If the water is really dead flat, they just dip their tails into the water wherever they happen to be when they get too low. However, if there is any swell at all, even the long swell in a ripple-free sea, they seem to choose to dip their tails into the water on the "uphill" side of a wave, and so get a "ski-jump" effect that maximizes their altitude.

They can do this repeatedly on a single "flight." I've seen at least five cycles of dip-shuttle-rise that carried a flying fish for more than two hundred yards without returning to the water. I suspect that the limiting factor is either their skin drying out, or their blood oxygen running low. In a pinch, I could imagine a flying fish extending a "flight" for over a half a mile if it needed to.

Do flying fish really fly, or do they just glide? No, it isn't "flying" the same as a bird or a bat or an insect flies, but I think it's a good deal more than "just gliding."

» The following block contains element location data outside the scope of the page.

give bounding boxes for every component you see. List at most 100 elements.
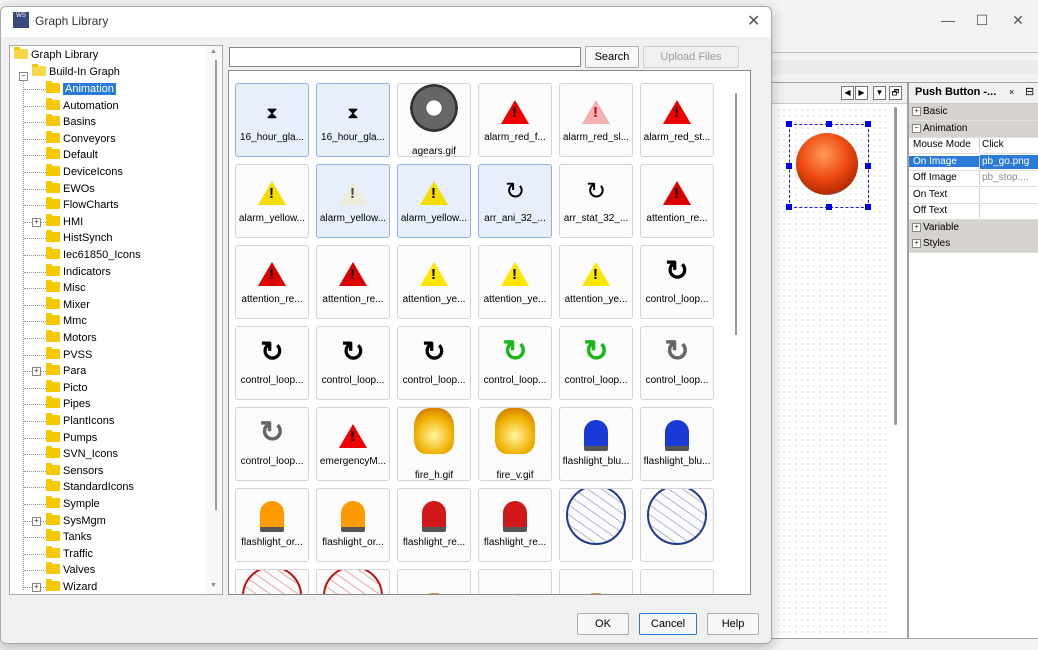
gallery-tile[interactable] [316,569,390,594]
dropdown-icon[interactable]: ▼ [873,86,886,100]
property-row[interactable]: Mouse Mode Click [909,137,1038,154]
maximize-button[interactable]: ☐ [962,8,1002,32]
search-input[interactable] [229,47,581,67]
gallery-tile[interactable]: flashlight_blu... [640,407,714,481]
tree-item-iec61850-icons[interactable]: Iec61850_Icons [46,247,141,263]
expand-icon[interactable]: + [32,516,41,526]
tree-item-motors[interactable]: Motors [46,330,97,346]
property-row[interactable]: On Image pb_go.png [909,154,1038,171]
tree-item-ewos[interactable]: EWOs [46,180,95,197]
dialog-titlebar[interactable]: WS Graph Library ✕ [1,7,771,37]
close-window-button[interactable]: ✕ [998,8,1038,32]
pin-icon[interactable]: ⊟ [1025,85,1034,98]
tree-item-para[interactable]: Para [46,363,86,379]
tree-item-planticons[interactable]: PlantIcons [46,413,114,429]
gallery-tile[interactable]: ⧗ [397,569,471,594]
gallery-tile[interactable]: ! alarm_red_f... [478,83,552,157]
resize-handle[interactable] [786,204,792,210]
tree-item-pvss[interactable]: PVSS [46,346,92,363]
resize-handle[interactable] [786,121,792,127]
tree-scrollbar-thumb[interactable] [215,60,217,510]
resize-handle[interactable] [826,121,832,127]
gallery-tile[interactable]: ! attention_ye... [559,245,633,319]
tree-item-symple[interactable]: Symple [46,496,100,512]
gallery-tile[interactable]: ↻ control_loop... [559,326,633,400]
property-value[interactable]: pb_go.png [979,154,1038,169]
gallery-tile[interactable]: ! attention_re... [640,164,714,238]
gallery-tile[interactable]: flashlight_re... [478,488,552,562]
tree-item-flowcharts[interactable]: FlowCharts [46,197,119,213]
drawing-canvas-panel[interactable]: ◀ ▶ ▼ 🗗 [770,82,908,639]
gallery-tile[interactable] [235,569,309,594]
gallery-tile[interactable]: ⧗ 16_hour_gla... [235,83,309,157]
gallery-tile[interactable]: fire_h.gif [397,407,471,481]
cancel-button[interactable]: Cancel [639,613,697,635]
property-section[interactable]: + Styles [909,236,1038,253]
scroll-down-icon[interactable]: ▼ [210,582,217,589]
property-section[interactable]: − Animation [909,120,1038,138]
close-tab-icon[interactable]: × [1009,87,1014,97]
gallery-tile[interactable]: ! alarm_yellow... [397,164,471,238]
tree-root[interactable]: Graph Library [14,47,98,63]
property-section[interactable]: + Variable [909,219,1038,237]
gallery-tile[interactable]: ! attention_re... [316,245,390,319]
gallery-tile[interactable]: ! alarm_yellow... [235,164,309,238]
help-button[interactable]: Help [707,613,759,635]
resize-handle[interactable] [865,121,871,127]
tree-item-sensors[interactable]: Sensors [46,462,103,479]
tree-item-valves[interactable]: Valves [46,562,95,578]
tree-group[interactable]: Build-In Graph [32,64,120,80]
gallery-tile[interactable]: ⧗ [559,569,633,594]
property-section[interactable]: + Basic [909,104,1038,121]
tree-item-traffic[interactable]: Traffic [46,545,93,562]
gallery-tile[interactable]: ↻ control_loop... [397,326,471,400]
expander-icon[interactable]: + [912,239,921,248]
gallery-tile[interactable]: ↻ control_loop... [316,326,390,400]
tree-item-picto[interactable]: Picto [46,379,87,396]
property-value[interactable] [979,187,1038,202]
property-value[interactable]: Click [979,138,1038,152]
gallery-tile[interactable]: ! attention_ye... [478,245,552,319]
gallery-tile[interactable]: flashlight_or... [316,488,390,562]
expander-icon[interactable]: − [912,123,921,133]
gallery-tile[interactable]: flashlight_re... [397,488,471,562]
gallery-tile[interactable]: ↻ arr_ani_32_... [478,164,552,238]
tree-item-wizard[interactable]: Wizard [46,579,97,595]
search-button[interactable]: Search [585,46,639,68]
tree-item-deviceicons[interactable]: DeviceIcons [46,164,123,180]
gallery-tile[interactable]: ↻ control_loop... [235,407,309,481]
gallery-tile[interactable] [559,488,633,562]
expander-icon[interactable]: + [912,107,921,116]
gallery-tile[interactable]: ! alarm_red_st... [640,83,714,157]
resize-handle[interactable] [865,163,871,169]
tree-item-conveyors[interactable]: Conveyors [46,130,116,147]
tree-item-pipes[interactable]: Pipes [46,396,91,412]
property-row[interactable]: Off Text [909,203,1038,220]
tree-item-misc[interactable]: Misc [46,280,86,296]
close-icon[interactable]: ✕ [747,11,760,31]
property-value[interactable]: pb_stop.... [979,171,1038,185]
restore-icon[interactable]: 🗗 [889,86,902,100]
canvas-scrollbar[interactable] [894,107,897,425]
resize-handle[interactable] [865,204,871,210]
resize-handle[interactable] [786,163,792,169]
expand-icon[interactable]: + [32,217,41,227]
tree-item-pumps[interactable]: Pumps [46,429,97,446]
gallery-tile[interactable]: ↻ control_loop... [640,326,714,400]
property-value[interactable] [979,204,1038,218]
gallery-tile[interactable]: flashlight_or... [235,488,309,562]
gallery-tile[interactable]: ⧗ 16_hour_gla... [316,83,390,157]
expand-icon[interactable]: + [32,583,41,592]
gallery-tile[interactable]: flashlight_blu... [559,407,633,481]
gallery-tile[interactable]: agears.gif [397,83,471,157]
gallery-tile[interactable]: ⧗ [640,569,714,594]
ok-button[interactable]: OK [577,613,629,635]
scroll-left-icon[interactable]: ◀ [841,86,854,100]
gallery-tile[interactable]: ↻ arr_stat_32_... [559,164,633,238]
tree-item-standardicons[interactable]: StandardIcons [46,479,134,495]
tree-item-basins[interactable]: Basins [46,114,96,130]
tree-item-animation[interactable]: Animation [46,81,116,97]
gallery-tile[interactable]: ↻ control_loop... [478,326,552,400]
gallery-tile[interactable]: ➚ [478,569,552,594]
tree-item-indicators[interactable]: Indicators [46,263,111,280]
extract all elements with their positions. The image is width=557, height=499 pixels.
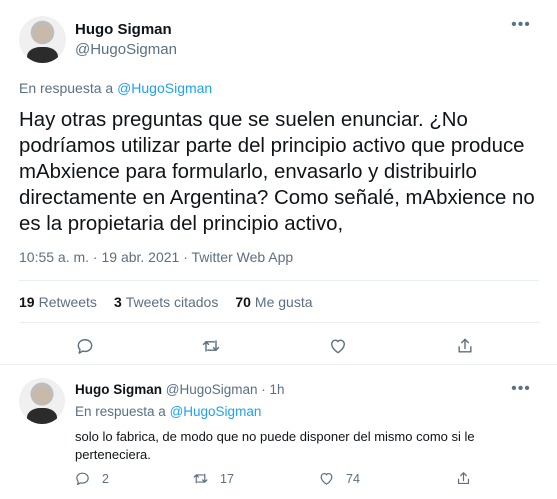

Things I've Read, but Haven't Seen

I've read that there is at least one species of flying fish that flaps its "wings" in flight, but I've never seen it. I've also read that at least some flying fish can use the "ridge lift" of a wave to extend their flight, much as an albatross or a pelican glides, but I can't say as I've seen that either. Nevertheless, I still believe that to say a flying fish "just glides" is understating the truth about this remarkable family of fish.